Cyprus, known for its favorable geographical position as a crossroad between three continents, has become a significant shipping and trade center and grew to be one of the main maritime performers throughout the world, having the 3rd largest fleet in the European Union and the 11th largest worldwide.


As a result, the needs of the shipping industry have become obvious and on 6 October 2022, the House of Representatives has unanimously passed the Law on the Limited Liability Shipping Company (the “Law”) which was published in the Official Gazette of Cyprus on 27 October 2022. The adoption of this legislation constitutes the implementation of Action No. 14 of the Long-Term National Strategy for Cyprus Shipping "SEA Change 2030", which aims to improve the competitiveness of the Cyprus flag in international shipping, as well as to simplify the procedures and operating regime of Cypriot shipping companies that own Cypriot ships.


To that effect, the Law provides for the establishment of a one-stop-shop framework for shipping companies. It creates a new type of corporate entity, namely, the Limited Liability Shipping Company (the “LLSC”), with its only purpose the ownership and operation of Cypriot vessels.


The structure of the Law is inspired by the basic provisions of the Companies Law, Cap.113 ("Cap.113”). It includes provisions for the management and administration of the LLSCs and it regulates the procedures from their establishment to their liquidation. However, the Law includes provisions aimed at simplifying various procedures and aspects of Cap.113.

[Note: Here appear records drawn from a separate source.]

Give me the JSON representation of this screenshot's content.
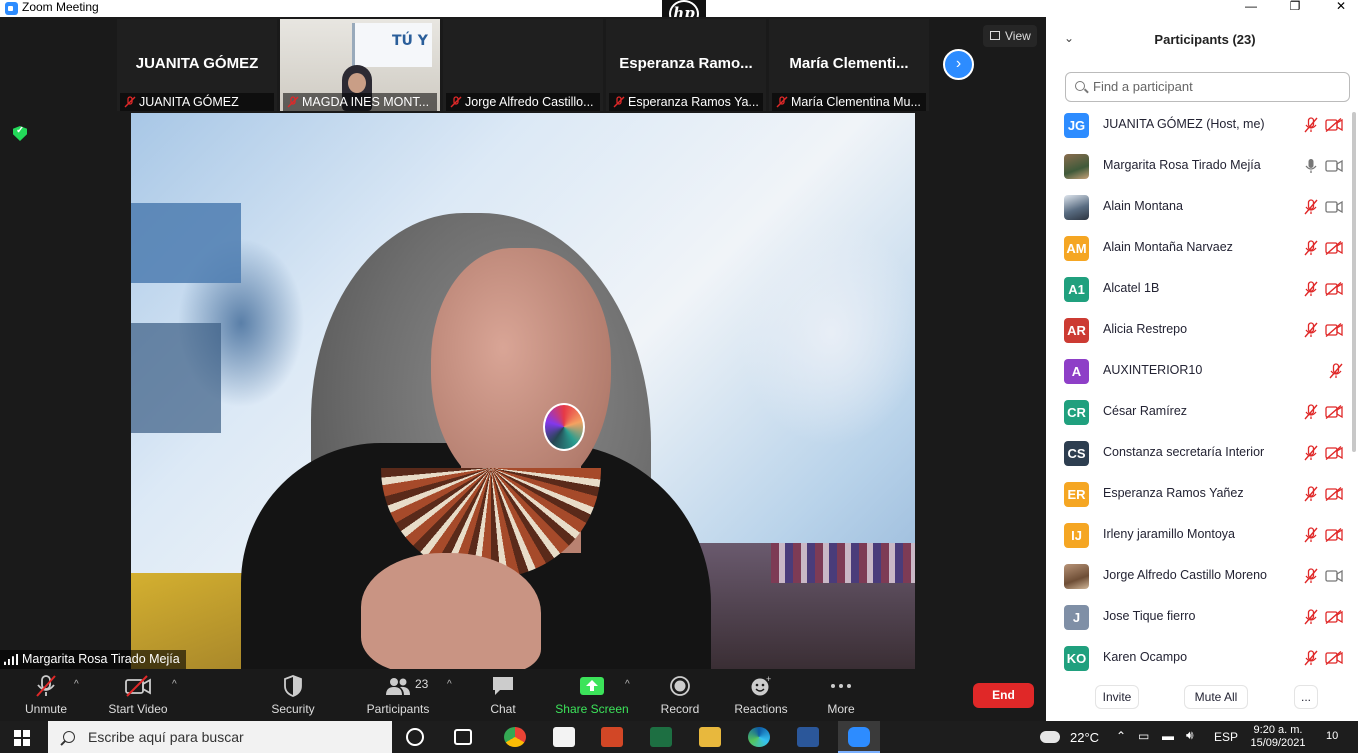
{
  "window": {
    "title": "Zoom Meeting",
    "minimize": "—",
    "maximize": "❐",
    "close": "✕"
  },
  "strip": {
    "tiles": [
      {
        "big_name": "JUANITA GÓMEZ",
        "label": "JUANITA GÓMEZ"
      },
      {
        "big_name": "",
        "label": "MAGDA INES MONT...",
        "poster_text": "TÚ Y"
      },
      {
        "big_name": "",
        "label": "Jorge Alfredo Castillo..."
      },
      {
        "big_name": "Esperanza  Ramo...",
        "label": "Esperanza Ramos Ya..."
      },
      {
        "big_name": "María  Clementi...",
        "label": "María Clementina Mu..."
      }
    ],
    "next_glyph": "›"
  },
  "view_label": "View",
  "active_speaker": "Margarita Rosa Tirado Mejía",
  "toolbar": {
    "unmute": "Unmute",
    "start_video": "Start Video",
    "security": "Security",
    "participants": "Participants",
    "participant_count": "23",
    "chat": "Chat",
    "share_screen": "Share Screen",
    "record": "Record",
    "reactions": "Reactions",
    "more": "More",
    "end": "End",
    "caret": "^"
  },
  "panel": {
    "title": "Participants (23)",
    "collapse_glyph": "⌄",
    "search_placeholder": "Find a participant",
    "participants": [
      {
        "initials": "JG",
        "color": "#2d8cff",
        "name": "JUANITA GÓMEZ (Host, me)",
        "mic": "muted",
        "cam": "off",
        "avatar": "initials"
      },
      {
        "initials": "",
        "color": "#8a6d4e",
        "name": "Margarita Rosa Tirado Mejía",
        "mic": "on",
        "cam": "on",
        "avatar": "photo"
      },
      {
        "initials": "",
        "color": "#5a6d82",
        "name": "Alain Montana",
        "mic": "muted",
        "cam": "on",
        "avatar": "photo2"
      },
      {
        "initials": "AM",
        "color": "#f5a623",
        "name": "Alain Montaña Narvaez",
        "mic": "muted",
        "cam": "off",
        "avatar": "initials"
      },
      {
        "initials": "A1",
        "color": "#20a07e",
        "name": "Alcatel 1B",
        "mic": "muted",
        "cam": "off",
        "avatar": "initials"
      },
      {
        "initials": "AR",
        "color": "#cc3b33",
        "name": "Alicia Restrepo",
        "mic": "muted",
        "cam": "off",
        "avatar": "initials"
      },
      {
        "initials": "A",
        "color": "#8e3fc7",
        "name": "AUXINTERIOR10",
        "mic": "muted",
        "cam": "none",
        "avatar": "initials"
      },
      {
        "initials": "CR",
        "color": "#20a07e",
        "name": "César Ramírez",
        "mic": "muted",
        "cam": "off",
        "avatar": "initials"
      },
      {
        "initials": "CS",
        "color": "#2d3e50",
        "name": "Constanza secretaría Interior",
        "mic": "muted",
        "cam": "off",
        "avatar": "initials"
      },
      {
        "initials": "ER",
        "color": "#f5a623",
        "name": "Esperanza Ramos Yañez",
        "mic": "muted",
        "cam": "off",
        "avatar": "initials"
      },
      {
        "initials": "IJ",
        "color": "#f5a623",
        "name": "Irleny jaramillo Montoya",
        "mic": "muted",
        "cam": "off",
        "avatar": "initials"
      },
      {
        "initials": "",
        "color": "#b89478",
        "name": "Jorge Alfredo Castillo Moreno",
        "mic": "muted",
        "cam": "on",
        "avatar": "photo3"
      },
      {
        "initials": "J",
        "color": "#7f8fa6",
        "name": "Jose Tique fierro",
        "mic": "muted",
        "cam": "off",
        "avatar": "initials"
      },
      {
        "initials": "KO",
        "color": "#20a07e",
        "name": "Karen Ocampo",
        "mic": "muted",
        "cam": "off",
        "avatar": "initials"
      }
    ],
    "invite": "Invite",
    "mute_all": "Mute All",
    "more": "..."
  },
  "taskbar": {
    "search_placeholder": "Escribe aquí para buscar",
    "temperature": "22°C",
    "language": "ESP",
    "time": "9:20 a. m.",
    "date": "15/09/2021",
    "notifications": "10"
  },
  "colors": {
    "accent": "#2d8cff",
    "end": "#e02828",
    "share": "#3ce35a",
    "muted_red": "#e02828"
  }
}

Here are some provisions of the Law, evidencing its flexibility:

· The creation of a new registrar and of a new registry - the LLSC Registry, which will be kept by the Deputy Ministry of Shipping (the “Ministry”) with the Director General of the Ministry being the registrar of the LLSCs (the “Registrar”).

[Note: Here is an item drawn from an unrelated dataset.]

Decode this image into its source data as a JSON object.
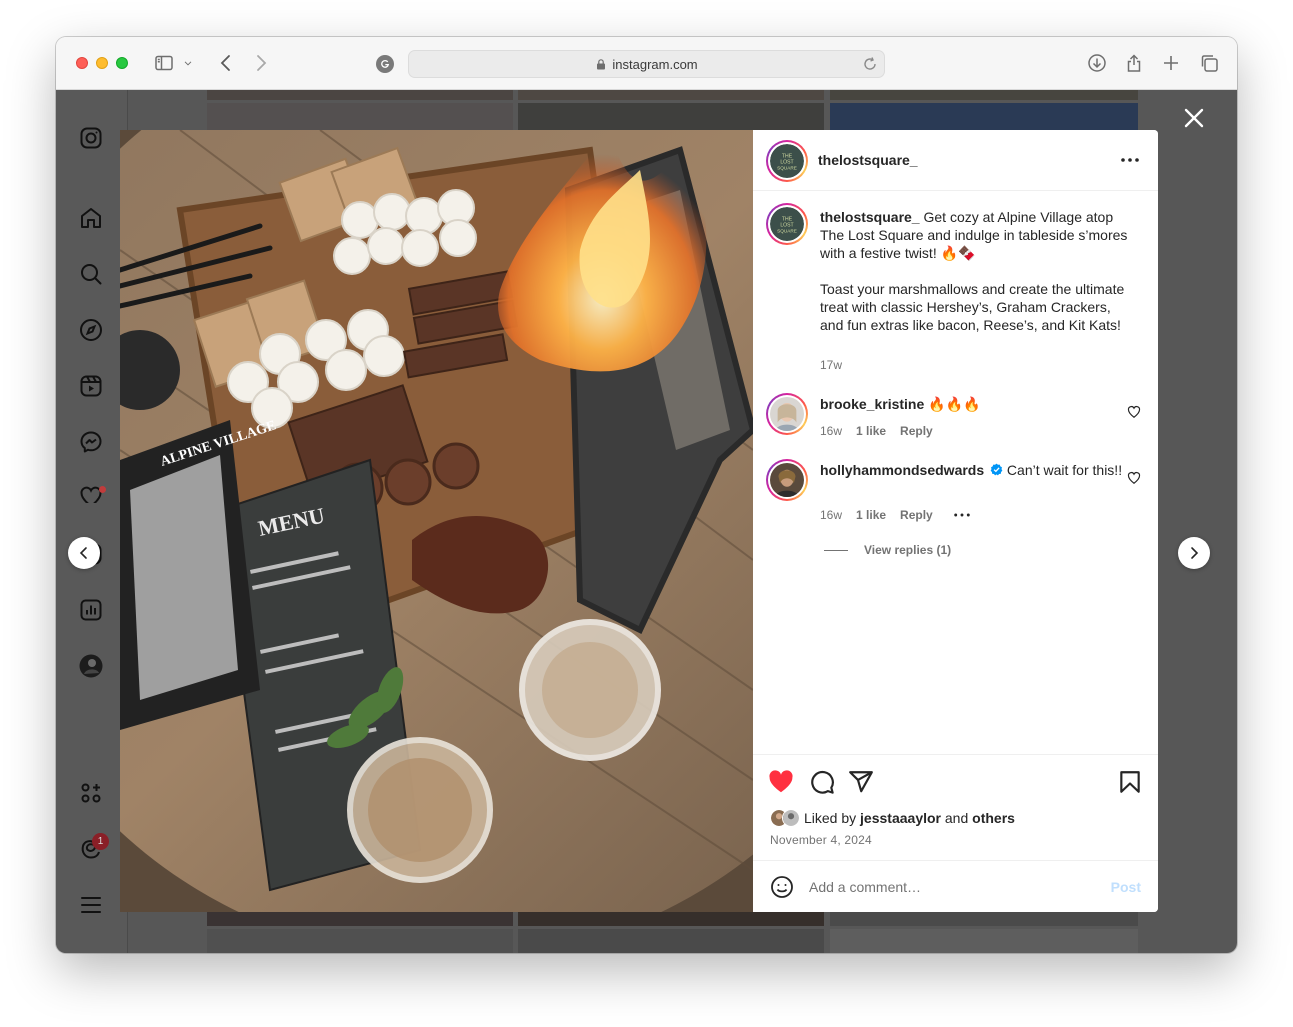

he Ministry, in addition to the matters already handling with relation to maritime law, will, in respect of the LLSCs, be the competent authority for all matters currently falling within the scope of the Registrar of Companies;

· Provisions relating to the transfer of companies currently registered with Registrar of Companies to the LLSC Registry;

· The power of the Registrar to approve the use of electronic signatures in relation to documents submitted to or issued by the Registrar;

· Provisions for the reduction of share capital and amendment of the memorandum of association without the need of obtaining a court order as conventionally happens under the Cap.113.

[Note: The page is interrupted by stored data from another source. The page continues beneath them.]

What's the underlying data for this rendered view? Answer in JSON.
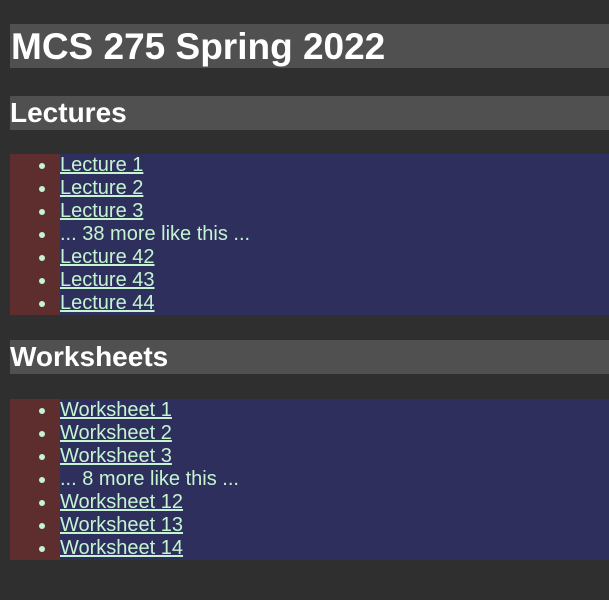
{
  "title": "MCS 275 Spring 2022",
  "sections": {
    "lectures": {
      "heading": "Lectures",
      "items": [
        {
          "label": "Lecture 1",
          "link": true
        },
        {
          "label": "Lecture 2",
          "link": true
        },
        {
          "label": "Lecture 3",
          "link": true
        },
        {
          "label": "... 38 more like this ...",
          "link": false
        },
        {
          "label": "Lecture 42",
          "link": true
        },
        {
          "label": "Lecture 43",
          "link": true
        },
        {
          "label": "Lecture 44",
          "link": true
        }
      ]
    },
    "worksheets": {
      "heading": "Worksheets",
      "items": [
        {
          "label": "Worksheet 1",
          "link": true
        },
        {
          "label": "Worksheet 2",
          "link": true
        },
        {
          "label": "Worksheet 3",
          "link": true
        },
        {
          "label": "... 8 more like this ...",
          "link": false
        },
        {
          "label": "Worksheet 12",
          "link": true
        },
        {
          "label": "Worksheet 13",
          "link": true
        },
        {
          "label": "Worksheet 14",
          "link": true
        }
      ]
    }
  },
  "colors": {
    "page_bg": "#2f2f2f",
    "heading_bg": "#505050",
    "list_padding_bg": "#5e2e2e",
    "list_bg": "#2f2f5e",
    "link_color": "#c4f5d0"
  }
}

· The memorandum of the LLSCs will be based on a template prescribed under a notification of the Registrar and its amendment will be permitted only in circumstances specified under the Law.


To conclude, we shall wait and see how this reform will be implemented in practice. What someone can say with certainty though, is that the Law, apart from the flexibility it offers, is creating a corporate legal framework that it is unique and tailored to shipping companies.